May Telmissany
Aucune guerre n’est inévitable ni nécessaire. Encore moins les guerres civiles. L’Espagne fascisante de Franco, le Liban des conflits sectaires, l’Algérie des années de terreur et, dernièrement, la Syrie sous le joug de la dictature militaire ont vu des conflits intérieurs entre groupes et États armés au cours desquels s’affrontent les représentants des idéologies nationalistes ou religieuses assoiffés de pouvoir et de sang et les forces populaires (armées ou non), entraînées dans une guerre à laquelle elles souhaitent mettre fin.
Dans le cas extrêmement violent de la Syrie, il est facile de perdre ses repères, de passer à côté de l’essentiel. De part et d’autre de la frontière, la raison de guerre triomphe sur la Raison, alors que toute analyse rationnelle et bien informée s’égare dans les méandres du discours, du contrediscours et du mensonge généralisé. La vérité est noyée dans le détail, les oublis sont alimentés par la peur et le déni, le brouillard des revendications légitimes et illégitimes jette sur la réalité un voile opaque, justifie la barbarie et innocente les agresseurs. Dans l’urgence, la réflexion des uns et les analyses des autres deviennent caduques par rapport à la brutalité aveugle qui ne cesse de défaire les vies, déchiqueter les corps, sectionner les villes.
Témoignage
Dans le contexte de la littérature et du cinéma arabes, le témoignage des victimes se transforme souvent en plaidoyer antimilitariste. Les sousgenres «roman de guerre» et «film de guerre» s’épanouissent en marge de la guerre civile au Liban (19751990) avec des auteurs comme Hoda Barakat (La pierre du rire) et Rachid El-Daïf (Cher Monsieur Kawabata) et des cinéastes comme Maroun Bagdadi (Beyrouth ô Beyrouth) et plus récemment Ziad Doueiri (West Beyrouth) et Nadine Labaki (Et maintenant, où on va).

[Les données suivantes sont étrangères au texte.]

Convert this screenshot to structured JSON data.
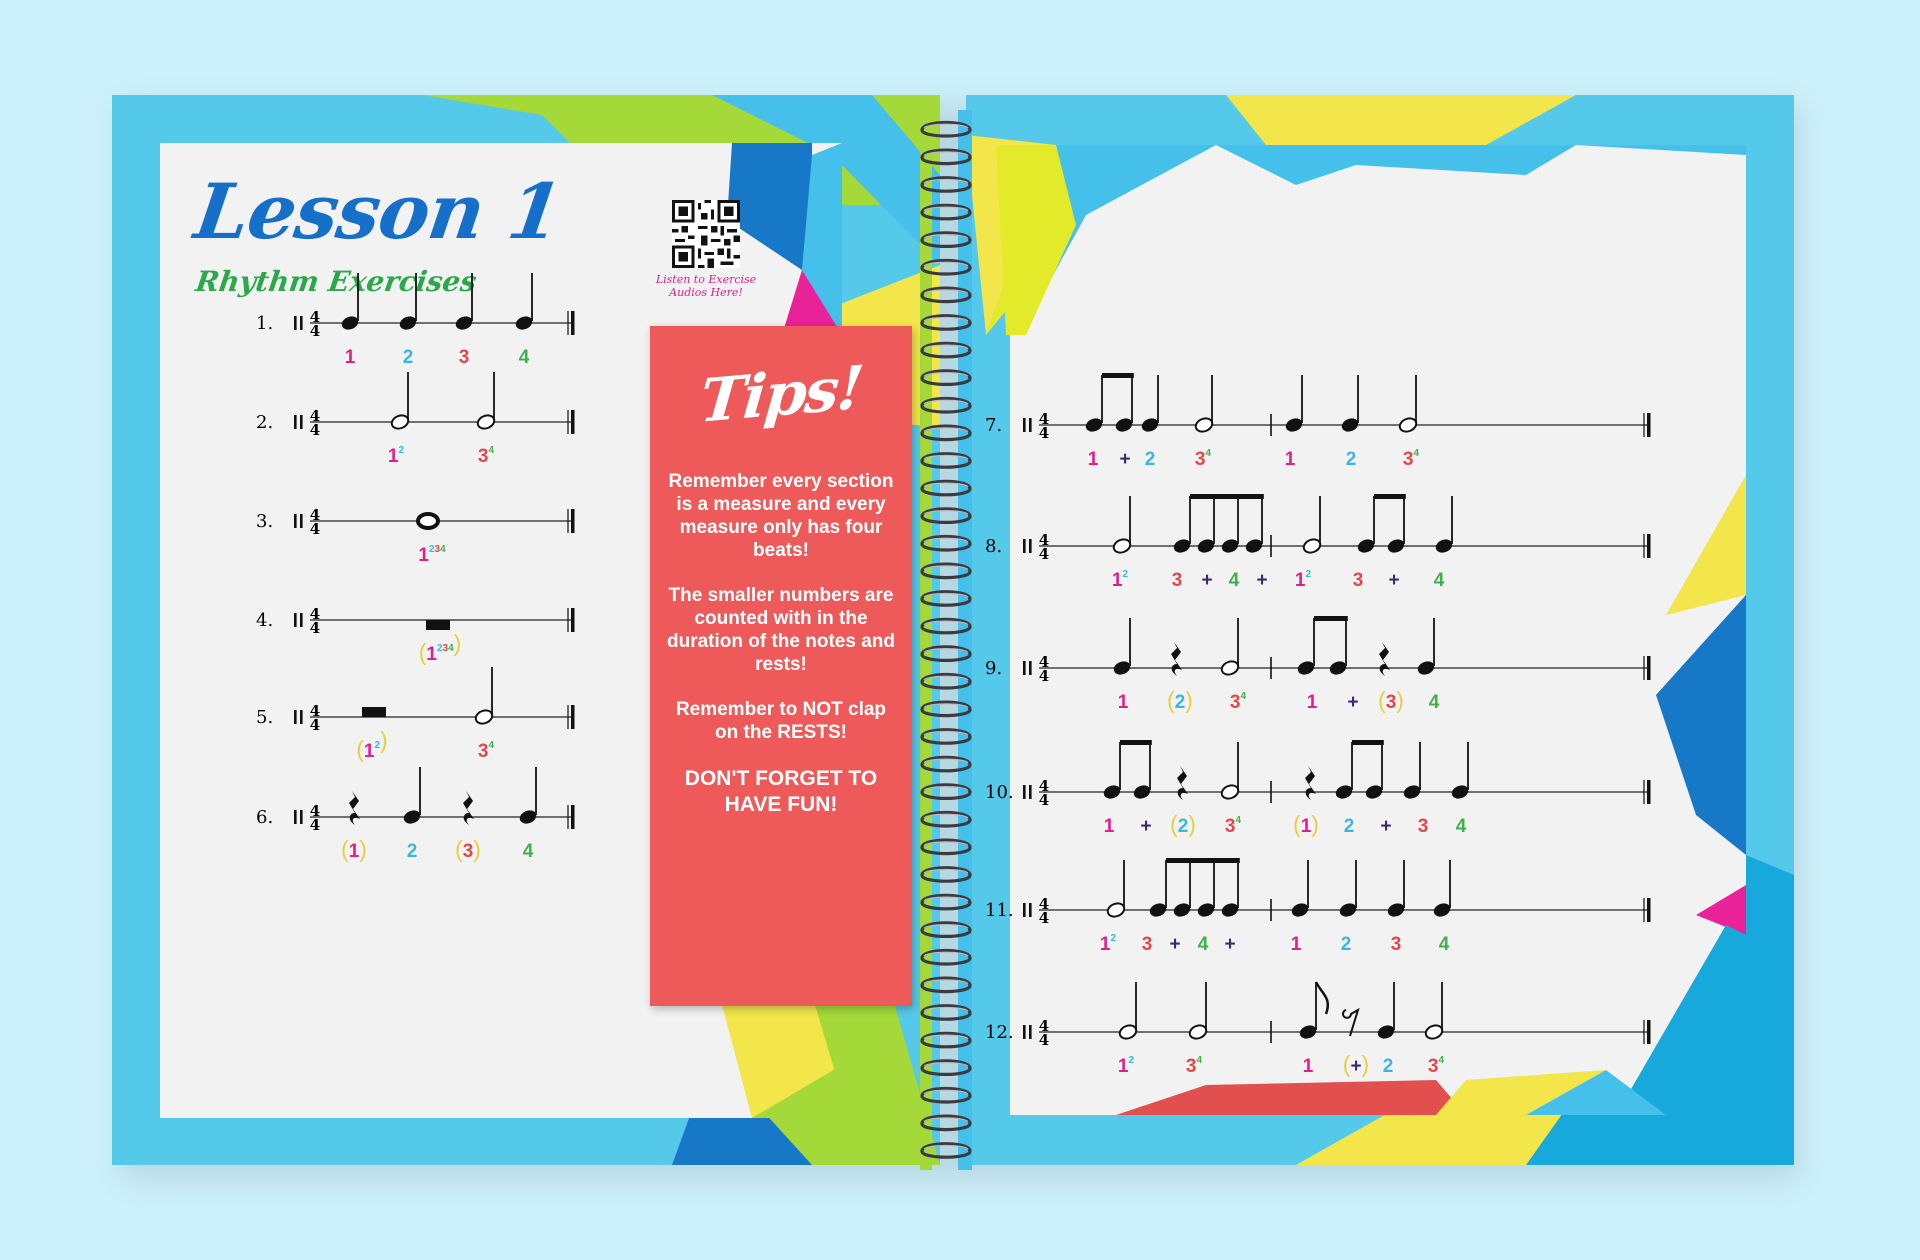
{
  "lesson": {
    "title": "Lesson 1",
    "subtitle": "Rhythm Exercises",
    "qr_caption_1": "Listen to Exercise",
    "qr_caption_2": "Audios Here!"
  },
  "tips": {
    "title": "Tips!",
    "items": [
      "Remember every section is a measure and every measure only has four beats!",
      "The smaller numbers are counted with in the duration of the notes and rests!",
      "Remember to NOT clap on the RESTS!",
      "DON'T FORGET TO HAVE FUN!"
    ]
  },
  "colors": {
    "beat1": "#e31e8c",
    "beat2": "#3bb6e3",
    "beat3": "#e2474b",
    "beat4": "#3fb14b",
    "and": "#3c2a6e",
    "paren": "#e8cf3c",
    "tips_bg": "#ee5a5a",
    "title": "#1670c9",
    "subtitle": "#2aa84a"
  },
  "time_signature": {
    "top": "4",
    "bottom": "4"
  },
  "exercises": [
    {
      "label": "1.",
      "counts": [
        {
          "text": "1",
          "color": "beat1"
        },
        {
          "text": "2",
          "color": "beat2"
        },
        {
          "text": "3",
          "color": "beat3"
        },
        {
          "text": "4",
          "color": "beat4"
        }
      ]
    },
    {
      "label": "2.",
      "counts": [
        {
          "text": "1",
          "sup": "2",
          "color": "beat1"
        },
        {
          "text": "3",
          "sup": "4",
          "color": "beat3"
        }
      ]
    },
    {
      "label": "3.",
      "counts": [
        {
          "text": "1",
          "sup": "234",
          "color": "beat1"
        }
      ]
    },
    {
      "label": "4.",
      "counts": [
        {
          "text": "1",
          "sup": "234",
          "color": "beat1",
          "paren": true
        }
      ]
    },
    {
      "label": "5.",
      "counts": [
        {
          "text": "1",
          "sup": "2",
          "color": "beat1",
          "paren": true
        },
        {
          "text": "3",
          "sup": "4",
          "color": "beat3"
        }
      ]
    },
    {
      "label": "6.",
      "counts": [
        {
          "text": "1",
          "color": "beat1",
          "paren": true
        },
        {
          "text": "2",
          "color": "beat2"
        },
        {
          "text": "3",
          "color": "beat3",
          "paren": true
        },
        {
          "text": "4",
          "color": "beat4"
        }
      ]
    },
    {
      "label": "7.",
      "counts": [
        {
          "text": "1",
          "color": "beat1"
        },
        {
          "text": "+",
          "color": "and"
        },
        {
          "text": "2",
          "color": "beat2"
        },
        {
          "text": "3",
          "sup": "4",
          "color": "beat3"
        },
        {
          "text": "1",
          "color": "beat1"
        },
        {
          "text": "2",
          "color": "beat2"
        },
        {
          "text": "3",
          "sup": "4",
          "color": "beat3"
        }
      ]
    },
    {
      "label": "8.",
      "counts": [
        {
          "text": "1",
          "sup": "2",
          "color": "beat1"
        },
        {
          "text": "3",
          "color": "beat3"
        },
        {
          "text": "+",
          "color": "and"
        },
        {
          "text": "4",
          "color": "beat4"
        },
        {
          "text": "+",
          "color": "and"
        },
        {
          "text": "1",
          "sup": "2",
          "color": "beat1"
        },
        {
          "text": "3",
          "color": "beat3"
        },
        {
          "text": "+",
          "color": "and"
        },
        {
          "text": "4",
          "color": "beat4"
        }
      ]
    },
    {
      "label": "9.",
      "counts": [
        {
          "text": "1",
          "color": "beat1"
        },
        {
          "text": "2",
          "color": "beat2",
          "paren": true
        },
        {
          "text": "3",
          "sup": "4",
          "color": "beat3"
        },
        {
          "text": "1",
          "color": "beat1"
        },
        {
          "text": "+",
          "color": "and"
        },
        {
          "text": "3",
          "color": "beat3",
          "paren": true
        },
        {
          "text": "4",
          "color": "beat4"
        }
      ]
    },
    {
      "label": "10.",
      "counts": [
        {
          "text": "1",
          "color": "beat1"
        },
        {
          "text": "+",
          "color": "and"
        },
        {
          "text": "2",
          "color": "beat2",
          "paren": true
        },
        {
          "text": "3",
          "sup": "4",
          "color": "beat3"
        },
        {
          "text": "1",
          "color": "beat1",
          "paren": true
        },
        {
          "text": "2",
          "color": "beat2"
        },
        {
          "text": "+",
          "color": "and"
        },
        {
          "text": "3",
          "color": "beat3"
        },
        {
          "text": "4",
          "color": "beat4"
        }
      ]
    },
    {
      "label": "11.",
      "counts": [
        {
          "text": "1",
          "sup": "2",
          "color": "beat1"
        },
        {
          "text": "3",
          "color": "beat3"
        },
        {
          "text": "+",
          "color": "and"
        },
        {
          "text": "4",
          "color": "beat4"
        },
        {
          "text": "+",
          "color": "and"
        },
        {
          "text": "1",
          "color": "beat1"
        },
        {
          "text": "2",
          "color": "beat2"
        },
        {
          "text": "3",
          "color": "beat3"
        },
        {
          "text": "4",
          "color": "beat4"
        }
      ]
    },
    {
      "label": "12.",
      "counts": [
        {
          "text": "1",
          "sup": "2",
          "color": "beat1"
        },
        {
          "text": "3",
          "sup": "4",
          "color": "beat3"
        },
        {
          "text": "1",
          "color": "beat1"
        },
        {
          "text": "+",
          "color": "and",
          "paren": true
        },
        {
          "text": "2",
          "color": "beat2"
        },
        {
          "text": "3",
          "sup": "4",
          "color": "beat3"
        }
      ]
    }
  ]
}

Ces artistes témoins se positionnent à la fois comme observateurs et comme enquêteurs pour relater en le dénonçant le fratricide collectif des Libanais.
Dans le contexte syrien, le nom de la romancière Samar Yazbek s’inscrit dans cette même veine. Après Les portes du néant (Stock, 2016), où elle raconte sa propre expérience en zone de guerre entre 2012 et 2013, son dernier roman emprunte en la sublimant la voie du journal intime non linéaire. Dans La marcheuse (Stock, 2018), Yazbek dénonce les horreurs de la guerre du point de vue d’une narratrice muette qui raconte à une personne inconnue son adolescence, la mort tragique de sa mère, la disparition de son frère et sa propre agonie. L’étrange manie de la narratrice, c’est qu’elle ne peut pas arrêter de marcher. Tout comme la Syrie, elle avance dès qu’on la libère et elle demeure courageuse même dans la défaite.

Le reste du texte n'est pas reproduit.